East Africa Business body pushes for 40pc intra-regional trade by 2030

East African Business Council Executive Director, Mr Ahmed Farah 

What you need to know:

  • The appeal comes amid new data showing that while the East African economy continues to expand strongly, trade among member states remains far below the region’s potential under its Common Market framework.

Arusha. The East African Business Council (EABC) has urged East African Community (EAC) member states to align fiscal policies and national budgets to make regional trade more efficient and competitive as the bloc targets raising intra-regional trade to 40 percent by 2030.

The appeal comes amid new data showing that while the East African economy continues to expand strongly, trade among member states remains far below the region’s potential under its Common Market framework.

According to the International Monetary Fund (IMF), the EAC economy is projected to grow by 5.6 percent in 2026, above the African average of 4.3 percent.
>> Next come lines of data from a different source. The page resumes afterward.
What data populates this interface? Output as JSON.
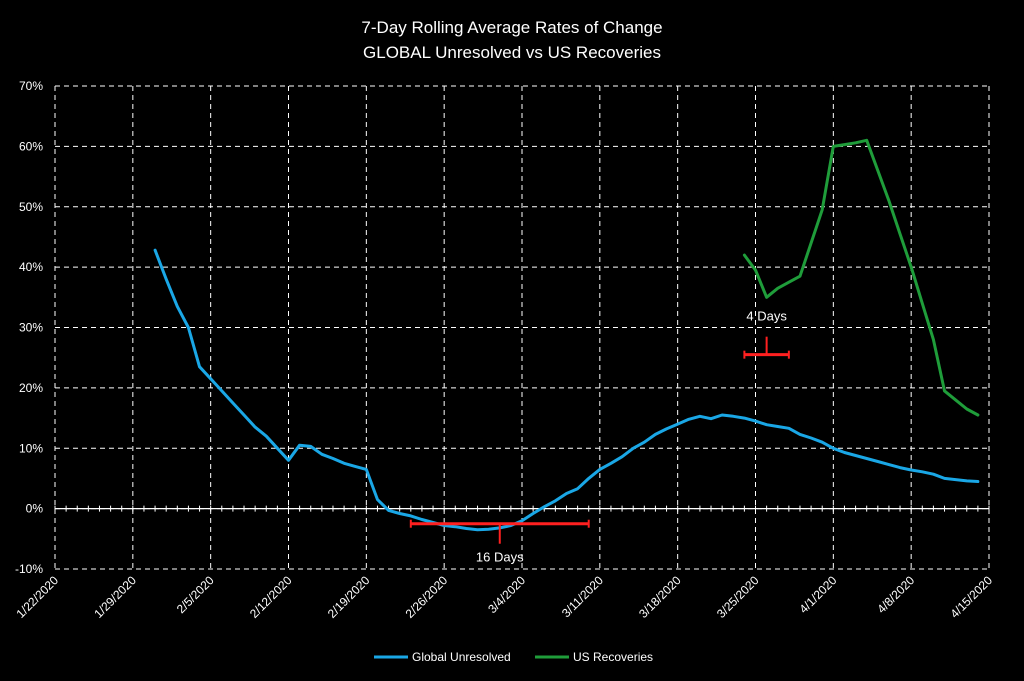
{
  "chart_data": {
    "type": "line",
    "title": "7-Day Rolling Average Rates of Change",
    "subtitle": "GLOBAL Unresolved vs US Recoveries",
    "xlabel": "",
    "ylabel": "",
    "ylim": [
      -10,
      70
    ],
    "y_ticks": [
      "-10%",
      "0%",
      "10%",
      "20%",
      "30%",
      "40%",
      "50%",
      "60%",
      "70%"
    ],
    "x_ticks": [
      "1/22/2020",
      "1/29/2020",
      "2/5/2020",
      "2/12/2020",
      "2/19/2020",
      "2/26/2020",
      "3/4/2020",
      "3/11/2020",
      "3/18/2020",
      "3/25/2020",
      "4/1/2020",
      "4/8/2020",
      "4/15/2020"
    ],
    "grid": true,
    "legend_position": "bottom",
    "colors": {
      "global": "#1aa7e6",
      "us": "#1f9d3a",
      "annotation": "#ff2020",
      "grid": "#ffffff",
      "background": "#000000"
    },
    "series": [
      {
        "name": "Global Unresolved",
        "key": "global",
        "x": [
          "1/31/2020",
          "2/1/2020",
          "2/2/2020",
          "2/3/2020",
          "2/4/2020",
          "2/5/2020",
          "2/6/2020",
          "2/7/2020",
          "2/8/2020",
          "2/9/2020",
          "2/10/2020",
          "2/11/2020",
          "2/12/2020",
          "2/13/2020",
          "2/14/2020",
          "2/15/2020",
          "2/16/2020",
          "2/17/2020",
          "2/18/2020",
          "2/19/2020",
          "2/20/2020",
          "2/21/2020",
          "2/22/2020",
          "2/23/2020",
          "2/24/2020",
          "2/25/2020",
          "2/26/2020",
          "2/27/2020",
          "2/28/2020",
          "2/29/2020",
          "3/1/2020",
          "3/2/2020",
          "3/3/2020",
          "3/4/2020",
          "3/5/2020",
          "3/6/2020",
          "3/7/2020",
          "3/8/2020",
          "3/9/2020",
          "3/10/2020",
          "3/11/2020",
          "3/12/2020",
          "3/13/2020",
          "3/14/2020",
          "3/15/2020",
          "3/16/2020",
          "3/17/2020",
          "3/18/2020",
          "3/19/2020",
          "3/20/2020",
          "3/21/2020",
          "3/22/2020",
          "3/23/2020",
          "3/24/2020",
          "3/25/2020",
          "3/26/2020",
          "3/27/2020",
          "3/28/2020",
          "3/29/2020",
          "3/30/2020",
          "3/31/2020",
          "4/1/2020",
          "4/2/2020",
          "4/3/2020",
          "4/4/2020",
          "4/5/2020",
          "4/6/2020",
          "4/7/2020",
          "4/8/2020",
          "4/9/2020",
          "4/10/2020",
          "4/11/2020",
          "4/12/2020",
          "4/13/2020",
          "4/14/2020"
        ],
        "values": [
          42.8,
          38.0,
          33.5,
          30.0,
          23.5,
          21.5,
          19.5,
          17.5,
          15.5,
          13.5,
          12.0,
          10.0,
          8.0,
          10.5,
          10.3,
          9.0,
          8.3,
          7.5,
          7.0,
          6.5,
          1.5,
          -0.3,
          -0.8,
          -1.2,
          -1.8,
          -2.3,
          -2.8,
          -3.0,
          -3.3,
          -3.5,
          -3.4,
          -3.2,
          -2.8,
          -2.0,
          -0.8,
          0.3,
          1.3,
          2.5,
          3.3,
          5.0,
          6.5,
          7.5,
          8.6,
          10.0,
          11.0,
          12.3,
          13.2,
          14.0,
          14.8,
          15.3,
          14.9,
          15.5,
          15.3,
          15.0,
          14.5,
          13.9,
          13.6,
          13.3,
          12.3,
          11.7,
          11.0,
          10.0,
          9.3,
          8.8,
          8.3,
          7.8,
          7.3,
          6.8,
          6.4,
          6.1,
          5.7,
          5.0,
          4.8,
          4.6,
          4.5
        ],
        "x_start_day": 9
      },
      {
        "name": "US Recoveries",
        "key": "us",
        "x": [
          "3/24/2020",
          "3/25/2020",
          "3/26/2020",
          "3/27/2020",
          "3/28/2020",
          "3/29/2020",
          "3/30/2020",
          "3/31/2020",
          "4/1/2020",
          "4/2/2020",
          "4/3/2020",
          "4/4/2020",
          "4/5/2020",
          "4/6/2020",
          "4/7/2020",
          "4/8/2020",
          "4/9/2020",
          "4/10/2020",
          "4/11/2020",
          "4/12/2020",
          "4/13/2020",
          "4/14/2020"
        ],
        "values": [
          42.0,
          39.5,
          35.0,
          36.5,
          37.5,
          38.5,
          44.0,
          49.5,
          60.0,
          60.3,
          60.6,
          61.0,
          56.0,
          51.0,
          45.5,
          40.0,
          34.0,
          28.0,
          19.5,
          18.0,
          16.5,
          15.5
        ],
        "x_start_day": 62
      }
    ],
    "annotations": [
      {
        "label": "16 Days",
        "type": "bracket-down",
        "x_from": "2/23/2020",
        "x_to": "3/10/2020",
        "y": -2.5,
        "x_from_day": 32,
        "x_to_day": 48
      },
      {
        "label": "4 Days",
        "type": "bracket-up",
        "x_from": "3/24/2020",
        "x_to": "3/28/2020",
        "y": 25.5,
        "x_from_day": 62,
        "x_to_day": 66
      }
    ]
  }
}
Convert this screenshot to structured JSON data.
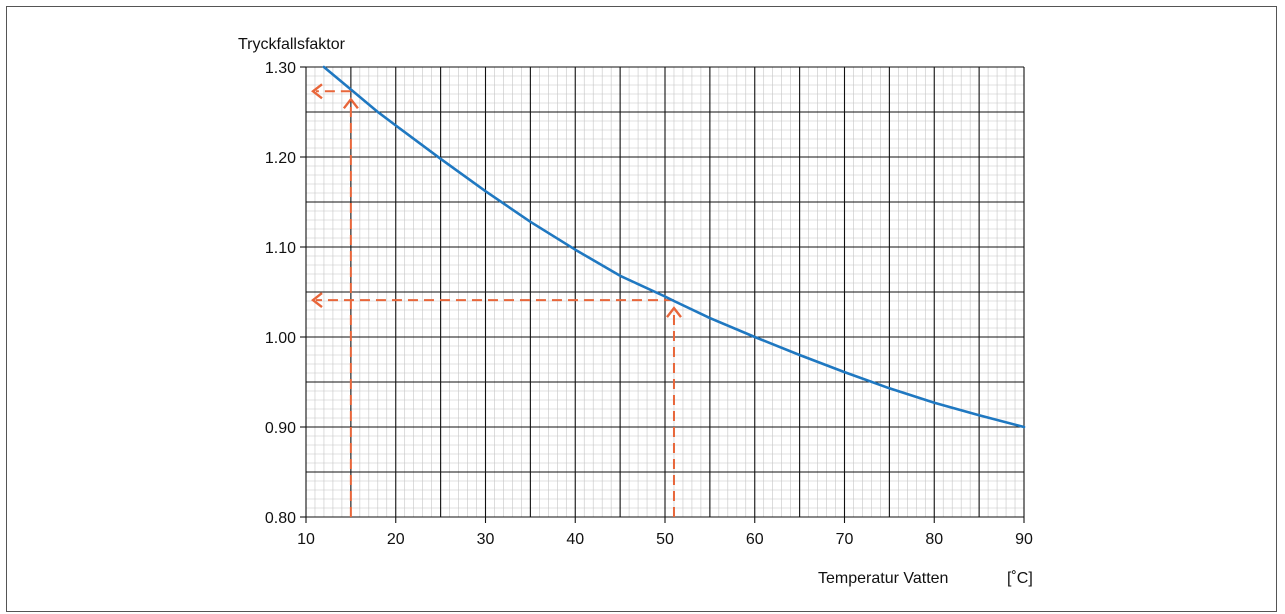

At the same time, the EAC Quarterly Statistics Bulletin for October–December 2025 shows total trade within the bloc rose by 25.4 percent, increasing from $124.9 billion in 2024 to $156.6 billion in 2025.

In the final quarter of 2025, total trade stood at $42.4 billion, with exports at $20.8 billion and imports at $21.6 billion.

Despite this growth, intra-EAC trade reached only $19.3 billion in 2025, accounting for just 12.3 percent of total trade, highlighting untapped regional potential.

Speaking during regional finance meetings in Arusha, EABC executive director, Mr Ahmed Farah, said the figures reflect underutilisation of the regional market and call for urgent policy alignment.

He said rising transport costs, currency volatility and global geopolitical tensions should push member states to strengthen intra-regional trade rather than depend heavily on external markets.

“National budgets should not only focus on revenue collection, but also on reducing the cost of doing business across East Africa,” said Mr Farah.

The EABC said the 2026/27 budget cycle will be a key test of the region’s commitment to deeper economic integration.

It warned that conflicting national policies could continue to create invisible trade barriers despite tariff reductions under regional agreements.

The council also stressed the need to strengthen implementation of the East African Community Common External Tariff (CET), which is intended to support industrialisation, value addition and predictable trade policy across the bloc.

However, data presented at the meeting showed a rising number of tariff exemptions.

By June 2024, about 1,956 tariff lines, equivalent to 22 percent, had been suspended under various measures.

Further analysis of the 2025/26 Finance Acts showed that more than 2,464 tariff lines, or 41 percent, were affected by exemptions and special duty arrangements.

Mr Farah said the trend weakens the CET framework and undermines fair competition among regional producers.

“A manufacturer in one partner state should not face uncertainty while competitors in another enjoy different tariff advantages for the same product,” he said.

The EABC has recommended a common roadmap for CET implementation, removal of unilateral tariff suspensions and stronger regional oversight of sensitive products.

It also urged prioritisation of goods produced within the EAC market.

The council further called for harmonisation of domestic tax systems, saying differences in excise duties, VAT and other levies continue to act as hidden barriers to trade.

Mr Farah noted that some discriminatory taxes on regional goods still exist, increasing production costs and weakening competitiveness.

“Goods produced within the EAC should be treated the same as domestic products. Any levies that increase the cost of regional trade must be removed,” he said.

EABC also urged member states to eliminate non-tariff barriers (NTBs) by June 2026 and ensure that the 2026/27 Finance Acts support, rather than hinder, trade and investment.

It further proposed a harmonised regional budget consultation framework to allow early private sector engagement before finance bills are finalised, noting that differing national budget timelines make coordination difficult.

“If the EAC is to reach 40 percent intra-regional trade by 2030, national budgets must move in the same direction,” stressed Mr Farah.

The remarks were made during meetings of the EAC Sectoral Council on Finance and Economic Affairs (SCFEA) and pre-budget consultations held at the EAC headquarters in Arusha from May 11 to 15, 2026.

The sessions are reviewing fiscal coordination, customs harmonisation, statistical development and progress towards the East African Monetary Union.

Opening the meeting, SCFEA Chairperson, Mr Albert Musisi urged member states to move from lengthy consultations to full implementation of summit decisions.

EAC Secretariat representative, Aime Uwase, said the region is working to strengthen economic resilience and deepen integration amid global and domestic challenges.

“We are working to strengthen the economy, build resilience against external shocks and deepen regional integration,” she said.